The gymnasium of Mercedes Mondragón High School hummed with nervous activity.
Only two of the 10 groups would move on to the national round of the Peace Corps’ Creative Business competition.
Three judges huddled, tallying up scorecards while anxious clusters of students in blue-and-white uniforms milled about.
Finally, to cheers and groans, the winners were announced.
The event, in which teams of students presented their ideas for a micro-enterprise to a panel of judges, is part of an entrepreneurial education program run by the U.S. Peace Corps, the international service arm of the U.S. government.
“We take the kids through the entire process,” said Nick Edwardson, who with his wife, Toni, has been teaching the Creative Business course to 600 students in four of Granada’s public schools for the past 15 months.
“We teach them how to come up with a business plan, how to market their idea, and how to determine their initial capital,” he said.
Ultimately, the students hit the street with their wares. Some of the more successful groups have even managed to turn a profit, as much as several hundred dollars.
Still, despite such successes, financial difficulties are paramount for most teams.
“One of the biggest challenges is raising the initial capital,”Nick Edwardson said.“No one has personal savings here and most people rely on high-interest small loans to get started, basically from loansharks.”
Such loans, often unregulated, can come with crippling interest rates. The Peace Corps does not provide any funding for the students’ businesses, and discourages the risky loans. Instead, the volunteers try to introduce new financing concepts.

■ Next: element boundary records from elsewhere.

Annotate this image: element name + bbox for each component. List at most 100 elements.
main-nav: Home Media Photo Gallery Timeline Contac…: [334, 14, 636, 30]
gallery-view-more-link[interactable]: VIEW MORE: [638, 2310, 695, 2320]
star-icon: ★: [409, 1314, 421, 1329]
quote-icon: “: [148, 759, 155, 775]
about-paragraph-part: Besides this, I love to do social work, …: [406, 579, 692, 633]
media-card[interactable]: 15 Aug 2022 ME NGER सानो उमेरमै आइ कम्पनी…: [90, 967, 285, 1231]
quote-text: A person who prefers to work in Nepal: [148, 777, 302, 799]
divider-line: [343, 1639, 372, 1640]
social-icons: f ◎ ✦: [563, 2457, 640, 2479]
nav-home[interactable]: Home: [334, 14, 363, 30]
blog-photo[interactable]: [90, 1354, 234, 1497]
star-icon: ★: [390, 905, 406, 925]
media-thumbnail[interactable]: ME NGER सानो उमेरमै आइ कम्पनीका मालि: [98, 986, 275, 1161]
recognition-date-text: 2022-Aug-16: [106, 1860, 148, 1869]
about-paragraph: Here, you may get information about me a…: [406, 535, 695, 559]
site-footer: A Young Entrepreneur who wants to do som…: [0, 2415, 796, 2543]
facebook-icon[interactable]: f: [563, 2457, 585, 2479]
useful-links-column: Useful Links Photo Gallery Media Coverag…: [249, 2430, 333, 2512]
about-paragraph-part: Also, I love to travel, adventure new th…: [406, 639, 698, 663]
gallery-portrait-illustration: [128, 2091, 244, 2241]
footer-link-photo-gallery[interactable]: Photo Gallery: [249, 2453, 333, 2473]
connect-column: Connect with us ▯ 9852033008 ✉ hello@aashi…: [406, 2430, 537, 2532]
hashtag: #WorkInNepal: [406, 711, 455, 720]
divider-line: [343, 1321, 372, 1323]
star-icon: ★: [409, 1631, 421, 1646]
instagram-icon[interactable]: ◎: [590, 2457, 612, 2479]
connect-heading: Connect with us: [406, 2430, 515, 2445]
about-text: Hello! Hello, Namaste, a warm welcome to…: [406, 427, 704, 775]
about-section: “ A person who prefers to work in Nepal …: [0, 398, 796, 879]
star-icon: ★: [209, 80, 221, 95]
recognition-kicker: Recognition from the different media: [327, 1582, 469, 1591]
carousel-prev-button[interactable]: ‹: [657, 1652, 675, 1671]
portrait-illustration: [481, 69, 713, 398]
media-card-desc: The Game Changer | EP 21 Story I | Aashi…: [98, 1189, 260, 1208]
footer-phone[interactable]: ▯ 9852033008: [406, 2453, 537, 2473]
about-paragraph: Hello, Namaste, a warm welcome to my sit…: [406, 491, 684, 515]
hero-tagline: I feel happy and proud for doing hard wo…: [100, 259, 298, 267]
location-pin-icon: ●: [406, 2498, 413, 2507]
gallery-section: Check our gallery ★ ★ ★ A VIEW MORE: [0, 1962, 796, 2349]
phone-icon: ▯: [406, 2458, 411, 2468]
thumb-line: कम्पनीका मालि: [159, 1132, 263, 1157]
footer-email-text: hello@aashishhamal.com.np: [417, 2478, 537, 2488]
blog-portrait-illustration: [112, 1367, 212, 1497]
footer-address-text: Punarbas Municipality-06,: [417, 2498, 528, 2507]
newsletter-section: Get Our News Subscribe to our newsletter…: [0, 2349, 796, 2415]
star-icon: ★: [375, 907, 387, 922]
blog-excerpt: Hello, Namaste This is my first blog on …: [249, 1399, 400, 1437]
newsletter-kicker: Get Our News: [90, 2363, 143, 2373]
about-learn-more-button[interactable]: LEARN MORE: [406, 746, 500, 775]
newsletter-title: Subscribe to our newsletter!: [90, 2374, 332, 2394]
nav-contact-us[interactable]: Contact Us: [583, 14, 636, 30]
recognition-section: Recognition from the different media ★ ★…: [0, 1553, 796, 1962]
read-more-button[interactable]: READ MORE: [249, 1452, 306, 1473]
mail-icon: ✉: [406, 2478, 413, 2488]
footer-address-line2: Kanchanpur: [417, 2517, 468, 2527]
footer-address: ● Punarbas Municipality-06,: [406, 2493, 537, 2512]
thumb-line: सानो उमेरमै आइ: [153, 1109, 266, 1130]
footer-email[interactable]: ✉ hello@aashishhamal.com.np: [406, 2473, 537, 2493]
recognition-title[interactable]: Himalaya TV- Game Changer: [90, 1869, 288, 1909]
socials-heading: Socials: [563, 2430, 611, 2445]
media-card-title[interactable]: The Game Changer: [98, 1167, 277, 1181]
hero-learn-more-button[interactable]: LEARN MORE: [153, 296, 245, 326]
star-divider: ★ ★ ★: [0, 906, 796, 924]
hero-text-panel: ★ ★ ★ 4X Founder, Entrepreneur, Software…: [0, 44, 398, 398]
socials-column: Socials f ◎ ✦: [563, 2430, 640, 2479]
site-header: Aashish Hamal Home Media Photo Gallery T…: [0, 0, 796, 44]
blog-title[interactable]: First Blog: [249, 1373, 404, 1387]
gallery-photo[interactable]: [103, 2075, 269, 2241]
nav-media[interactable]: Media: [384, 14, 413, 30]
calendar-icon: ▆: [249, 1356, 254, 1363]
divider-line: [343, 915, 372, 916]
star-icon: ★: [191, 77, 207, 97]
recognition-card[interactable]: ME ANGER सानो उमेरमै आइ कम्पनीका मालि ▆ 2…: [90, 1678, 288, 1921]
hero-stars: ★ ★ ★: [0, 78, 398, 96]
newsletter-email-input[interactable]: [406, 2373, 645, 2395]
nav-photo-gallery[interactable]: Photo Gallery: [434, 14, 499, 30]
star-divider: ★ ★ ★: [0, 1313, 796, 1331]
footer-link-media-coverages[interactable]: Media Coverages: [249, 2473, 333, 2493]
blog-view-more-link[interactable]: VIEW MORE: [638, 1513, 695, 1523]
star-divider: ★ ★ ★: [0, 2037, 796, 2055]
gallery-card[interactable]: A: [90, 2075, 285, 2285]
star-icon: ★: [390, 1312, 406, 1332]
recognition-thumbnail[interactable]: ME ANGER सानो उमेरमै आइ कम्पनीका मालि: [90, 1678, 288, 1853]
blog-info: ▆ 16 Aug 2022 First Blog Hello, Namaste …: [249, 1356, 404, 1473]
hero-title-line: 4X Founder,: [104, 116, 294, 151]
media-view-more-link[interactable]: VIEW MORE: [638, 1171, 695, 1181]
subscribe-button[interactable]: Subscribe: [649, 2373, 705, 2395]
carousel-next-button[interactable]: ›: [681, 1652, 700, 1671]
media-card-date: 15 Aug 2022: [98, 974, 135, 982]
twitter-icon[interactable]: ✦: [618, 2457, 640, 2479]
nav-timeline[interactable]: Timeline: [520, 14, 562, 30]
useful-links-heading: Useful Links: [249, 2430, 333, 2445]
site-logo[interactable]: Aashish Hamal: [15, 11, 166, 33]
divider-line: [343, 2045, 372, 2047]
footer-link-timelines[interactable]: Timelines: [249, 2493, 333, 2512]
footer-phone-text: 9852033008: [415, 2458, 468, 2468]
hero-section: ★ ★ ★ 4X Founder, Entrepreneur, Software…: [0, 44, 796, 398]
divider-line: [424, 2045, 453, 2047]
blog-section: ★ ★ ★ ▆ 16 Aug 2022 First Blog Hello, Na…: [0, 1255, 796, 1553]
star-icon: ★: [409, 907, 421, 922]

“We taught the kids about selling shares to raise money,”Nick Edwardson said. “It was a totally unheard of idea, but it actually works.”
The focus of the program, as its name suggests, is on encouraging students to come up with novel business concepts and strategies.
New ideas, Nick Edwardson noted, are often in short supply in the Nicaraguan marketplace.
“You walk through the market and you pass maybe 30 people selling the exact same thing,” he said. “We try to teach the students to think outside of the box, to come up with something else that will set them apart.”
“Coming up with an original, creative product is very important,” Toni Edwardson said. “They need something different and new.”
At Mercedes Mondragón, the students showed off their new ideas. Spread across the display tables were elaborate birdcages of salvaged wood, jewelry made from dried seeds, and painted decorative mirrors.
“We were looking for a way to make our product different from everyone else’s,” said Dulce Martínez, whose group added embroidered designs to regular dish towels.
“We really learned how to work together as a team, to bring all of our strengths together.”
Martínez, who said that her group has sold nearly 50 of the towels, would like to raise money to open a small shop of her own after she graduates, all the better to sell her group’s distinctive products.
“We emphasize the creative,” said Eric Castillo, the business project specialist who oversees the national Creative Business program for the Peace Corps. “It’s not about making money. It’s about coming up with new ideas.”
Castillo said that the program is currently operating in 47 schools throughout Nicaragua, though there are plans to double its size this year.
“With the new cycle of volunteers, we’re going to be able to bring the program to 76 schools,” Castillo said. “The ultimate goal is to implement the class in every school in Nicaragua.”
Such a challenging task cannot rely on volunteers alone. The program also works with local teachers, training them how to continue the course once the Peace Corps volunteers have moved on.
“We have about 10 schools that have already completed the cycle,” Castillo said.
“They are teaching the course on their own, without Peace Corps assistance.”
In fact, Castillo proudly noted, one of those schools won the national competition last year, besting many Peace Corps-taught teams. The winner of the national competition receives start-up money to get their business rolling in the real world.
Even the groups that did not manage to move on to the next level of the competition have developed a valuable set of skills.
Carol Barrick is the acting Nicaragua country director of the Peace Corps. She emphasizes the independence that the program engenders.
“The Peace Corps developmental philosophy is about capacity building and sustainable development,” she said. “All [Peace Corps] volunteers work with community groups, particularly with youth groups outside of the schools. We encourage building local leadership and encouraging the utilization of local resources.”
The program likely will make a difference. Barrick noted that among the schools that are now running the program independently, “13 businesses have continued after the students graduated.”
The program creates options where there often are none.
“None of these kids are going to go to university,” said Adelina Rocha, the principal of Mercedes Mondragón. “Speaking as a mother myself, I can’t afford to send my kids to college.”
Rocha hopes that the Peace Corps program will give her students a much needed boost.
“These skills will provide them with another option, another way of life,” she said.